What you need to know
- The coronavirus continues to impact iPhone production.
- Sources believe suppliers won't be back to normal output until April.
- The exact impact on the new, cheaper iPhone is unknown.
While rumors continue to swirl around a March event as well as an iPhone SE 2 (or iPhone 9) and iPad Pro launch, Apple is struggling to get production back to full capacity. According to the Nikkei Asian Review, production of the new iPhone could result in a pushed launch date and existing models may continue to experience shortages until at least April.
One of the sources said that suppliers are trying to get the new, cheaper iPhone through the production cycle in four weeks, adding that more delays of the low-cost iPhone will affect Apple's strategy throughout the rest of the year.
"The suppliers are doing their best to produce and ship the iPhone within four weeks. ... The delay can't be too long, otherwise, it will affect the sales strategy of Apple's new products in the second half of this year."
Another source claims that iPhone suppliers are currently operating at only 30% to 50% capacity because of labor and logistics issues. These problems are resulting in a shortage of iPhone supply that will most likely not be resolved until April.
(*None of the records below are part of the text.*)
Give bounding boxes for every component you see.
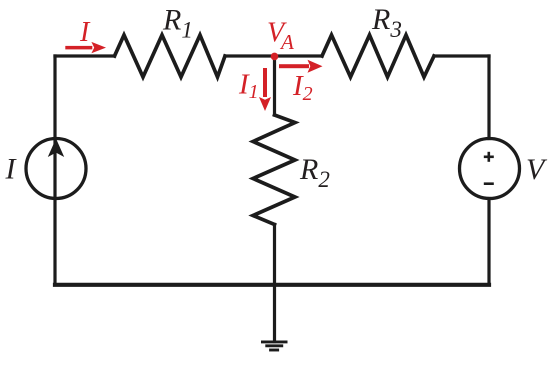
wire right vertical upper — [487, 56, 490, 139]
wire R2 to ground — [273, 225, 276, 342]
resistor R3 — [322, 35, 434, 77]
current I2 arrow (red, right) — [279, 60, 323, 73]
voltage source minus sign — [484, 182, 494, 185]
svg-text:VA: VA — [267, 17, 294, 54]
svg-text:I: I — [5, 152, 18, 185]
svg-text:I1: I1 — [238, 68, 259, 103]
ground — [261, 342, 288, 350]
resistor R2 — [253, 115, 295, 225]
svg-text:R3: R3 — [371, 3, 402, 42]
wire right vertical lower — [487, 199, 490, 285]
current I1 arrow (red, down) — [259, 68, 271, 111]
resistor R1 — [115, 35, 226, 77]
svg-text:I: I — [79, 17, 91, 48]
wire top left segment — [55, 54, 115, 57]
wire top middle segment — [225, 54, 322, 57]
current I arrow (red, top-left) — [65, 42, 106, 53]
svg-text:I2: I2 — [292, 70, 313, 105]
svg-text:V: V — [526, 153, 548, 186]
voltage source V circle — [460, 139, 520, 199]
wire bottom — [55, 283, 489, 287]
wire left vertical — [53, 56, 56, 285]
svg-text:R2: R2 — [299, 153, 330, 192]
node A dot — [271, 53, 279, 61]
svg-text:R1: R1 — [162, 4, 193, 43]
wire top right segment — [434, 54, 489, 57]
current source I circle — [26, 139, 86, 199]
current source arrow head — [48, 139, 64, 158]
voltage source plus sign — [484, 152, 494, 162]
wire node to R2 — [273, 56, 276, 115]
"On average, suppliers in the iPhone supply chain are currently operating at around 30% to 50% of capacity ... The constrained supply of iPhones will likely extend to April. There are still a lot of hurdles, from labor shortages to logistics transportation. ... The biggest uncertainty is still lingering as no one can be sure whether the coronavirus is under control."
Apple reportedly ordered up to 80 million new iPhones, with 15 million being earmarked for the low-cost model, to go through production in the first half of 2020. Those production numbers now appear to be far from reach, and Apple has lowered its Q2 guidance for investors as a result.
The exact impact on the new iPhone is still unknown. The launch date could be pushed further out or Apple could stick to the launch date with fewer units available. Those are the options unless suppliers figure out a way to get production back to normal levels in time.